Я не знала, что мое горе – лишь смутное подобие того, что случилось с ней. Ее продали. Мою девочку продали, как вещь. Накачали веществами и продали. Очнулась она в сарае, на цементном полу. Голая. На цепи. И начались не просто сексуальные развлечения и утехи похотливых негодяев, а процесс систематического уничтожения всего человеческого в ней. Ее прекрасное тело, созданное для жизни и наслаждения, стало местом для самых уродливых проявлений жестокости. Два года. Из богини она превратилась в затравленное, сломленное животное, думающее только о боли и куске хлеба. А когда от нее осталась одна тень, ее выбросили в ущелье, как использованный сломанный предмет. Ее нашли туристы. Полумертвую. В больнице она медленно возвращалась к жизни, как возвращается вода в пересохший колодец. Она с трудом вспомнила свое имя.

Звонок в дверь прозвучал как выстрел. Я открыла. На пороге стоял человек, социальный координатор, как я потом выяснила, а за ним – существо. Седые спутанные волосы. Глаза – два безжизненных провала. Тело, покрытое паутиной шрамов и желто-синих пятен.

Она молчала. Я смотрела, не понимая. И тут мой взгляд упал на ее руку. На запястье – знакомая родинка, крошечное пятнышко, похожее на сердечко, которое я целовала тысячу раз, укладывая ее спать.

Мир перевернулся, сорвался с оси и рухнул в бездну.

– Мама, – проскрипело существо. – Это я.

Теперь мое отвращение совершило алхимический переход. Оно превратилось в яростную, почти безумную гиперопеку. Я стала тенью ее тени. Кормила с ложки. Мыла это изуродованное тело, ставшее вдруг таким хрупким. Заваливала таблетками, которые превращали ее в апатичное, быстро толстеющее создание. Она впала в детство. Память, милосердная садистка, стерла ужас, оставив лишь смутные бесформенные очертания.

В этом новом режиме я нашла странный извращенный покой. Это был мой крест. Мое искупление за ту злобу, тот ужас и то отвращение, которые я когда-то испытывала. Я мыла ее, и мне казалось, что я смываю с нее и себя грех.

Но болезнь – коварный враг. Она оставляет лазейки. Просветы.
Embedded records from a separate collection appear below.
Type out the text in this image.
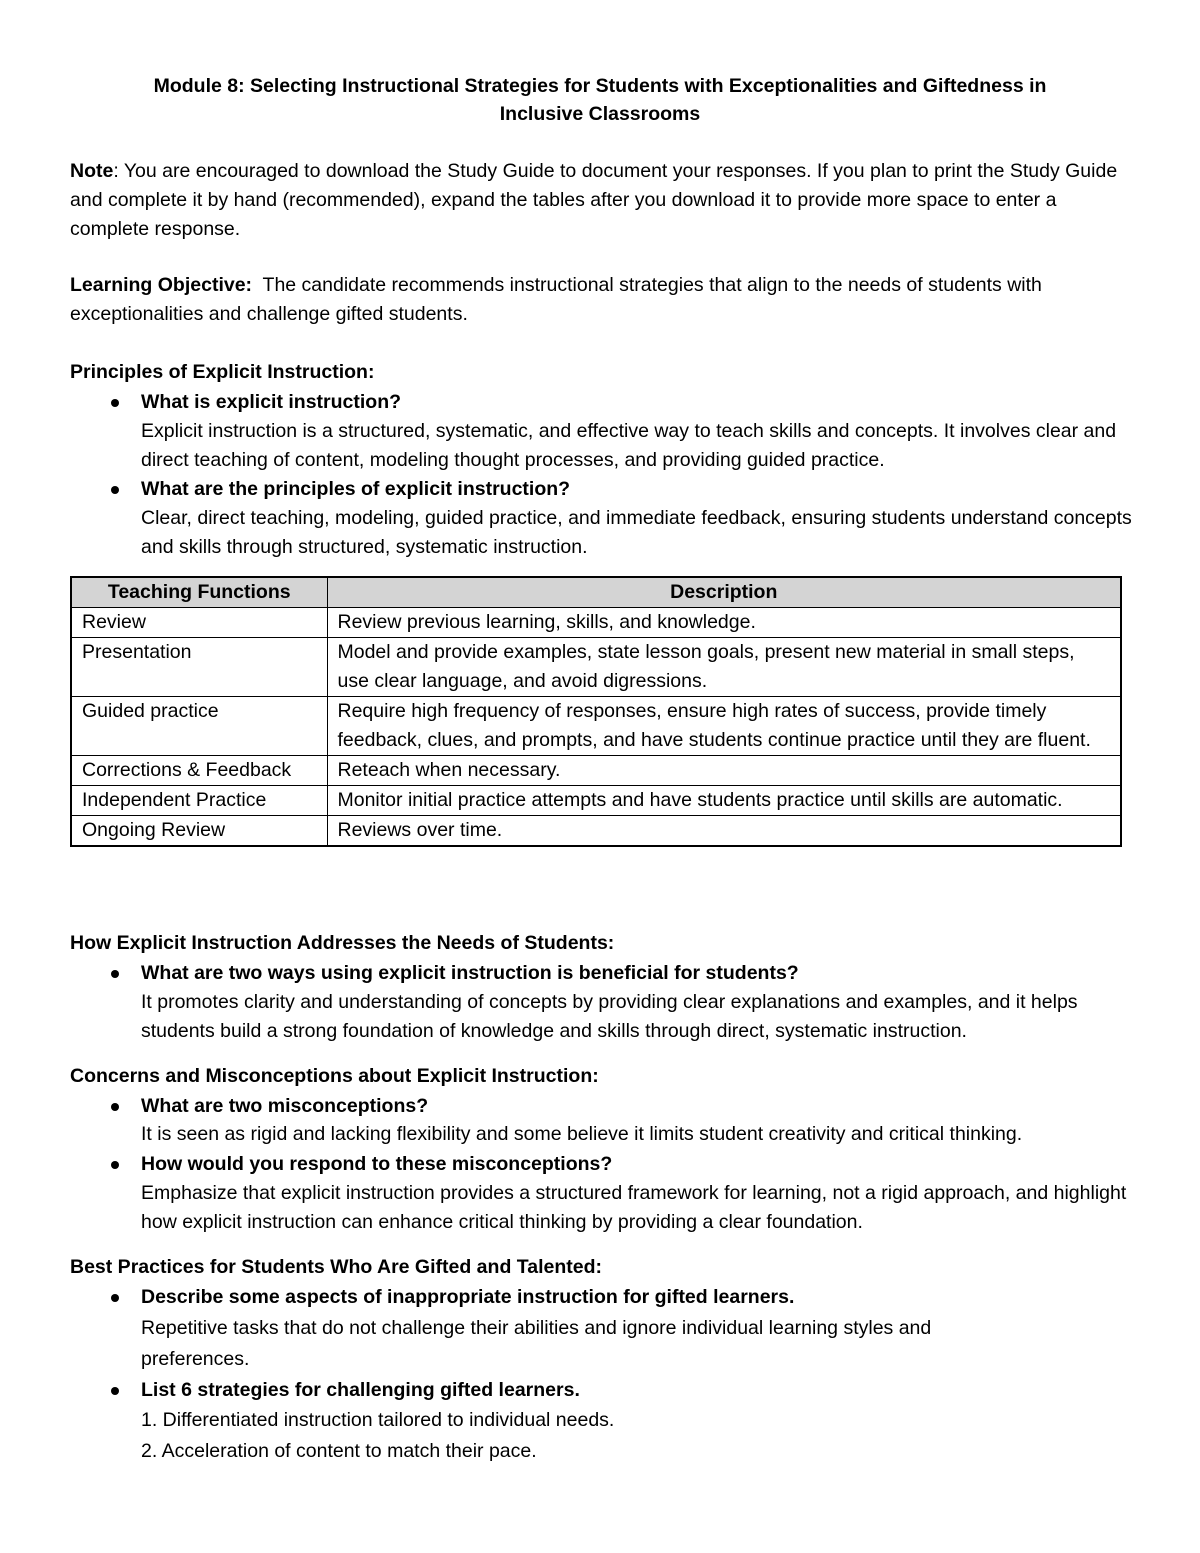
Module 8: Selecting Instructional Strategies for Students with Exceptionalities and Giftedness in
Inclusive Classrooms
Note: You are encouraged to download the Study Guide to document your responses. If you plan to print the Study Guide and complete it by hand (recommended), expand the tables after you download it to provide more space to enter a complete response.
Learning Objective:  The candidate recommends instructional strategies that align to the needs of students with exceptionalities and challenge gifted students.
Principles of Explicit Instruction:
What is explicit instruction?
Explicit instruction is a structured, systematic, and effective way to teach skills and concepts. It involves clear and direct teaching of content, modeling thought processes, and providing guided practice.
What are the principles of explicit instruction?
Clear, direct teaching, modeling, guided practice, and immediate feedback, ensuring students understand concepts and skills through structured, systematic instruction.
Teaching Functions	Description
Review	Review previous learning, skills, and knowledge.
Presentation	Model and provide examples, state lesson goals, present new material in small steps, use clear language, and avoid digressions.
Guided practice	Require high frequency of responses, ensure high rates of success, provide timely feedback, clues, and prompts, and have students continue practice until they are fluent.
Corrections & Feedback	Reteach when necessary.
Independent Practice	Monitor initial practice attempts and have students practice until skills are automatic.
Ongoing Review	Reviews over time.
How Explicit Instruction Addresses the Needs of Students:
What are two ways using explicit instruction is beneficial for students?
It promotes clarity and understanding of concepts by providing clear explanations and examples, and it helps students build a strong foundation of knowledge and skills through direct, systematic instruction.
Concerns and Misconceptions about Explicit Instruction:
What are two misconceptions?
It is seen as rigid and lacking flexibility and some believe it limits student creativity and critical thinking.
How would you respond to these misconceptions?
Emphasize that explicit instruction provides a structured framework for learning, not a rigid approach, and highlight how explicit instruction can enhance critical thinking by providing a clear foundation.
Best Practices for Students Who Are Gifted and Talented:
Describe some aspects of inappropriate instruction for gifted learners.
Repetitive tasks that do not challenge their abilities and ignore individual learning styles and preferences.
List 6 strategies for challenging gifted learners.
1. Differentiated instruction tailored to individual needs.
2. Acceleration of content to match their pace.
Одной ночью я услышала тихий звук. Вошла в комнату. Ксюша сидела на кровати. Она смотрела на свои руки – распухшие, в багровых стриях.

– Мама, – сказала она тихо, и в ее сиплом голосе пробилась та, прежняя интонация, заставившая мое сердце остановиться. – Мне снилось… что меня ломали. Долго. По кусочкам. А я не могла проснуться.

В ее глазах стоял не детский испуг, а взрослый ужас осознания. Ужас того, кто на миг заглянул в яму, в которую упал.

– Ничего, дочка, ничего. Тебе показалось, – залепетала я, лихорадочно хватая пузырек, мое спасение и ее тюрьму.

На следующее утро я нашла ее. Пустая упаковка снотворного лежала на полу как вызов. Это был не срыв. Это был единственный по-настоящему осознанный и волевой поступок в ее жизни. Ее последнее «нет». Миру, болезни, боли. И, возможно, мне.

Теперь я осталась одна. Совершенно. Катя с семьей уехала далеко, спасаясь от мрака. В ее редких звонках я слышала вечный приглушенный страх – за сына, за себя и за ту хрупкую стабильность, что они выстроили с мужем.